“Freude, schöner
Götterfunken: Tochter aus Elysium”
(Schiller)
Dura poco, igual que un relámpago, un chispazo, pero es algo
propio de los dioses y que, a veces, nos es concedido.
No es la felicidad, no
precisa siquiera la altura del éxtasis místico; no es, desde luego, ninguna
clase de ataraxia. No puede confundirse con la exaltación maníaca. No es
sosiego. Tampoco tiene que ver con el placer derivado de una química cerebral
alterada por drogas, aunque esa química se altere.
Es un instante de comunión con
los animales, con las plantas, con la arena, con el mar, con las estrellas, en
la eternidad divina. Se relaciona con el enamoramiento, con el estremecimiento,
con el temblor de la vida tan frágil como resistente y hermosa. Bella chispa
divina, escribió Schiller y nos recuerda Beethoven.
Y, por ella, por la alegría, tan eterna como fugaz,
pagaremos, cuando no exista, un precio que valdrá la pena a pesar de todo;
pagaremos con la nostalgia, también con el miedo a la muerte, que será recordado
en el frío de la tristeza, del absurdo con que tantas veces se muestra la vida.
Lo divino desconoce la muerte, y la alegría supone esa
participación de saberse eternamente vivos, aunque seamos mortales. Algunos la
verán como insensatez o cosa de la juventud, pero valdrá la pena.
Dura poco. O no. O no, porque, tal vez, por su carácter
divino, sea asumible pensar en una perfecta alegría, la asociada al
comportamiento ético, como la que recoge el hermoso libro “Las florecillas de
San Francisco”. Y quien hizo posible el propio cristianismo, San Pablo, en su carta
a los filipenses (Flp.4,4), insistía en estar alegres en Dios. Aunque expresado
como imperativo para otros, San Pablo parecía transmitir su propio imperativo
personal, absolutamente espontáneo, que induce a quien ha alcanzado esa
perfecta alegría, que presagió a la franciscana, a tratar de contagiar su
estado.
Quizá resida en eso una diferencia entre el cristianismo y
el budismo, la de asumir una rara alegría y no conformarse con la serenidad, no
siendo ésta poca cosa.
El mundo es demasiado misterioso y, paradójicamente, lo es
más cuanto más próximo, cercano, cotidiano, nos resulta. No sólo las estrellas
lejanas, también la propia mesa en que nos apoyamos, el libro que leemos, el
cuerpo que tenemos, son continuidades solo aparentes por estar constituidas por un
amasijo de discontinuidades minúsculas. Si lo desconocido es enigmático, lo que
creemos conocer es misterioso. Y el misterio aumenta con el grado de
conocimiento. Cada célula se hace más misteriosa cuanto más creemos entenderla.

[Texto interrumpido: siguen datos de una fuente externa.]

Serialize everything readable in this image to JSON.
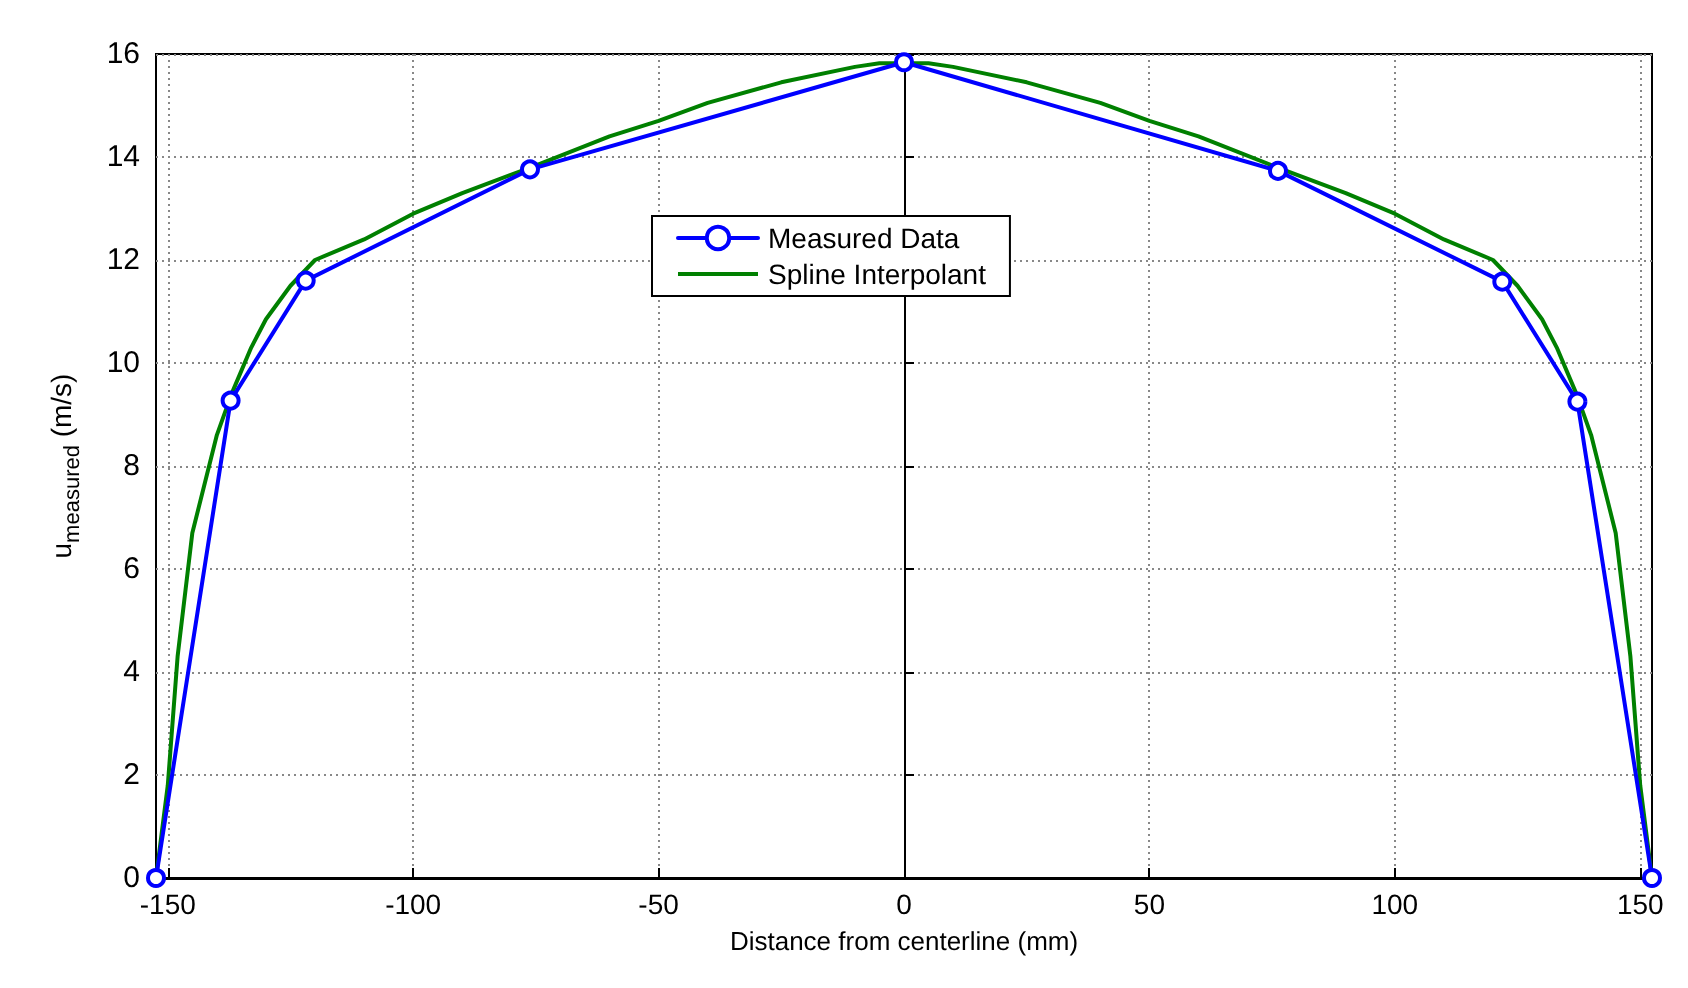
{
  "chart_data": {
    "type": "line",
    "xlabel": "Distance from centerline (mm)",
    "ylabel": "u$_{measured}$ (m/s)",
    "xlim": [
      -152.4,
      152.4
    ],
    "xticks": [
      -150,
      -100,
      -50,
      0,
      50,
      100,
      150
    ],
    "ylim": [
      0,
      16
    ],
    "yticks": [
      0,
      2,
      4,
      6,
      8,
      10,
      12,
      14,
      16
    ],
    "grid": true,
    "legend": "top",
    "line_style": "solid",
    "series": [
      {
        "name": "Measured Data",
        "color": "#0000ff",
        "marker": "circle",
        "x": [
          -152.4,
          -137.2,
          -121.9,
          -76.2,
          0,
          76.2,
          121.9,
          137.2,
          152.4
        ],
        "values": [
          0,
          9.27,
          11.6,
          13.76,
          15.84,
          13.73,
          11.58,
          9.25,
          0
        ]
      },
      {
        "name": "Spline Interpolant",
        "color": "#008000",
        "marker": "none",
        "x": [
          -152.4,
          -150,
          -148,
          -145,
          -140,
          -137,
          -133,
          -130,
          -125,
          -120,
          -110,
          -100,
          -90,
          -76,
          -60,
          -50,
          -40,
          -25,
          -10,
          -5,
          5,
          10,
          25,
          40,
          50,
          60,
          76,
          90,
          100,
          110,
          120,
          125,
          130,
          133,
          137,
          140,
          145,
          148,
          150,
          152.4
        ],
        "values": [
          0,
          1.8,
          4.3,
          6.7,
          8.6,
          9.4,
          10.3,
          10.85,
          11.5,
          12.0,
          12.4,
          12.9,
          13.3,
          13.8,
          14.4,
          14.7,
          15.05,
          15.45,
          15.75,
          15.82,
          15.82,
          15.75,
          15.45,
          15.05,
          14.7,
          14.4,
          13.8,
          13.3,
          12.9,
          12.4,
          12.0,
          11.5,
          10.85,
          10.3,
          9.4,
          8.6,
          6.7,
          4.3,
          1.8,
          0
        ]
      }
    ]
  }
}
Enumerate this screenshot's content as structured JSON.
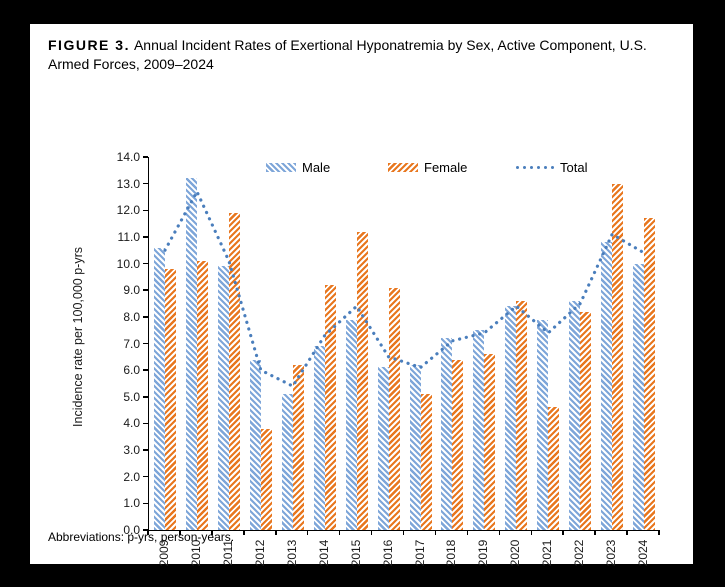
{
  "figure": {
    "label": "FIGURE 3.",
    "title": "Annual Incident Rates of Exertional Hyponatremia by Sex, Active Component, U.S. Armed Forces, 2009–2024"
  },
  "footnote": "Abbreviations: p-yrs, person-years.",
  "colors": {
    "male_bar": "#7ea6d9",
    "female_bar": "#e8771f",
    "total_line": "#4a7ebc",
    "axis": "#000000"
  },
  "chart_data": {
    "type": "bar",
    "subtype": "grouped bars with dotted total line overlay",
    "categories": [
      "2009",
      "2010",
      "2011",
      "2012",
      "2013",
      "2014",
      "2015",
      "2016",
      "2017",
      "2018",
      "2019",
      "2020",
      "2021",
      "2022",
      "2023",
      "2024"
    ],
    "series": [
      {
        "name": "Male",
        "type": "bar",
        "color": "#7ea6d9",
        "hatch": "diagonal-forward",
        "values": [
          10.6,
          13.2,
          9.9,
          6.4,
          5.1,
          6.9,
          7.9,
          6.1,
          6.2,
          7.2,
          7.5,
          8.4,
          7.9,
          8.6,
          10.8,
          10.0
        ]
      },
      {
        "name": "Female",
        "type": "bar",
        "color": "#e8771f",
        "hatch": "diagonal-back",
        "values": [
          9.8,
          10.1,
          11.9,
          3.8,
          6.2,
          9.2,
          11.2,
          9.1,
          5.1,
          6.4,
          6.6,
          8.6,
          4.6,
          8.2,
          13.0,
          11.7
        ]
      },
      {
        "name": "Total",
        "type": "line",
        "style": "dotted",
        "color": "#4a7ebc",
        "values": [
          10.5,
          12.7,
          10.1,
          6.0,
          5.4,
          7.3,
          8.4,
          6.5,
          6.1,
          7.1,
          7.4,
          8.4,
          7.4,
          8.5,
          11.1,
          10.4
        ]
      }
    ],
    "xlabel": "",
    "ylabel": "Incidence rate per 100,000 p-yrs",
    "ylim": [
      0,
      14
    ],
    "ytick_step": 1.0,
    "ytick_labels": [
      "0.0",
      "1.0",
      "2.0",
      "3.0",
      "4.0",
      "5.0",
      "6.0",
      "7.0",
      "8.0",
      "9.0",
      "10.0",
      "11.0",
      "12.0",
      "13.0",
      "14.0"
    ],
    "grid": false,
    "legend_position": "top-inside"
  }
}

Y estamos constituidos por millones de ellas, que mueren, renacen, permanecen,
desafiando, aunque sea a veces malamente, el caos letal.
La alegría es fulgor divino porque surge del encuentro con
lo claramente Otro y que,a la vez, nos permea, llamémosle como le llamemos, seamos creyentes o ateos, pero
un otro más misterioso cuanto más cotidiano. Es ese
otro que se muestra con una sonrisa, la de cualquier niño ante el mundo que
empieza a percibir al poco tiempo de nacer.
Todos los días tenemos ocasión de
ver una sonrisa así. Y eso es suficiente; nada más es necesario para poder, quizá, quién sabe, sostenernos ante la tempestad del absurdo.